Name of the Speaker: Mr. S VISWANATHAN (EE21S075)
Guide: Prof. Balaji Srinivasan
Venue: ESB-244 (Seminar Hall)
Online meeting link: https://meet.google.com/nsd-mmnv-uxa
Date/Time: 17th May 2024 (Friday), 10:00 AM
Title: Scalable Phase Control Algorithm for Tiled Aperture Coherent Beam Combining

Abstract :

The pursuit of high-power continuous wave (CW) laser sources has spurred extensive research endeavors, aiming to achieve remarkable output levels while upholding stringent beam quality. This pursuit faces a significant hurdle: maintaining diffraction-limited beam quality amidst thermal fluctuations and optical non-linearities in the gain medium, particularly when targeting power levels in the order of 100 kWs from a single emitter. Coherent Beam Combining (CBC) emerges as a transformative solution, offering a pathway to enhance output power efficiency while preserving beam quality. Unlike conventional incoherent beam combining, which linearly scales beam intensities, CBC leverages the intricate combination of beam fields, resulting in a remarkable quadratic scaling of intensity with the number of beams.

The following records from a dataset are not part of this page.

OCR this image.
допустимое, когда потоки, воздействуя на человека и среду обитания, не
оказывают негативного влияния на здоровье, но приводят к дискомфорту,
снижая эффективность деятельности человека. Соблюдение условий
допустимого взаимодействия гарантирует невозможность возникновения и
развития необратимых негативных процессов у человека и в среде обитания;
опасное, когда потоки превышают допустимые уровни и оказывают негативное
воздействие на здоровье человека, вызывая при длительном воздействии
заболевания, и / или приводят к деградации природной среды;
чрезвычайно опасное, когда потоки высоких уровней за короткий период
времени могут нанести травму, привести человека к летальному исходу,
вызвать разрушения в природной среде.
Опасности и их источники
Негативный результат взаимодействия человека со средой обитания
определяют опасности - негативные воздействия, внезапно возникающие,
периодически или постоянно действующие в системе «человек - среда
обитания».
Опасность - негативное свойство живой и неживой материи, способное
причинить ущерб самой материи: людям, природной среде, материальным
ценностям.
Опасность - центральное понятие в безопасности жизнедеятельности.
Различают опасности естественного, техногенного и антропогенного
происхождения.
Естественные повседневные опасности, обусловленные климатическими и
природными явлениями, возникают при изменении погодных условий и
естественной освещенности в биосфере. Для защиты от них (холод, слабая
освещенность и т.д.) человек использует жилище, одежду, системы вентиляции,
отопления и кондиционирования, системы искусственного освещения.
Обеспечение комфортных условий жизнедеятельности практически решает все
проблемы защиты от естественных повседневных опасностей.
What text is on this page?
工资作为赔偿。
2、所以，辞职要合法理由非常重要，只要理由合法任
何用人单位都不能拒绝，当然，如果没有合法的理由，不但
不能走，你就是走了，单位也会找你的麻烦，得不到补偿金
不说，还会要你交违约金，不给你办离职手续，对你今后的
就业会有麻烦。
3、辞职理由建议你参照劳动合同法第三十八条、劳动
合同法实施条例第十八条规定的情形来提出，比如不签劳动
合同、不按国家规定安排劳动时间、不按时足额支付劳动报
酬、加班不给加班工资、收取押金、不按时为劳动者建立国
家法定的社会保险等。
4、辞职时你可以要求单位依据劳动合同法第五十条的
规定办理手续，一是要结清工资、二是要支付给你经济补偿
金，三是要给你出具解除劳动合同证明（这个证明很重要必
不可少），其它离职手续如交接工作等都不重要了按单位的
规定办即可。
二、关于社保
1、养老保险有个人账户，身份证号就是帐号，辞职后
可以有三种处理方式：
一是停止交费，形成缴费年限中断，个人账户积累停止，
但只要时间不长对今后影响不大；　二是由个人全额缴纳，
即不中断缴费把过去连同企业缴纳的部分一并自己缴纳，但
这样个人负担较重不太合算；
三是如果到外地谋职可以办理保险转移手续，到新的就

At the heart of CBC's effectiveness lies the challenge of implementing active phase control. The coherent combination of the optical beams is fraught with perturbations from various factors, impeding their ability to coherently interfere and compromising combining efficiency. Dynamic phase control emerges as a crucial strategy, enabling real-time compensation for phase fluctuations and thereby enhancing combining efficiency. The seminar initially delves into modeling and simulation of phase control using conventional Stochastic Parallel Gradient Descent (SPGD) for a Tiled Aperture CBC system. It further develops an adaptive SPGD version, showcasing improved performance with increasing channel numbers. Subsequently, practical implementations of these algorithms within an experimental setup provide valuable insights into real-world performance and applicability. Lastly, the thesis explores Reinforcement Learning (RL) as an alternative to SPGD for phase control optimization, aiming to address challenges of phase noise, scalability, and efficiency in CBC systems and foster more robust and adaptable control strategies.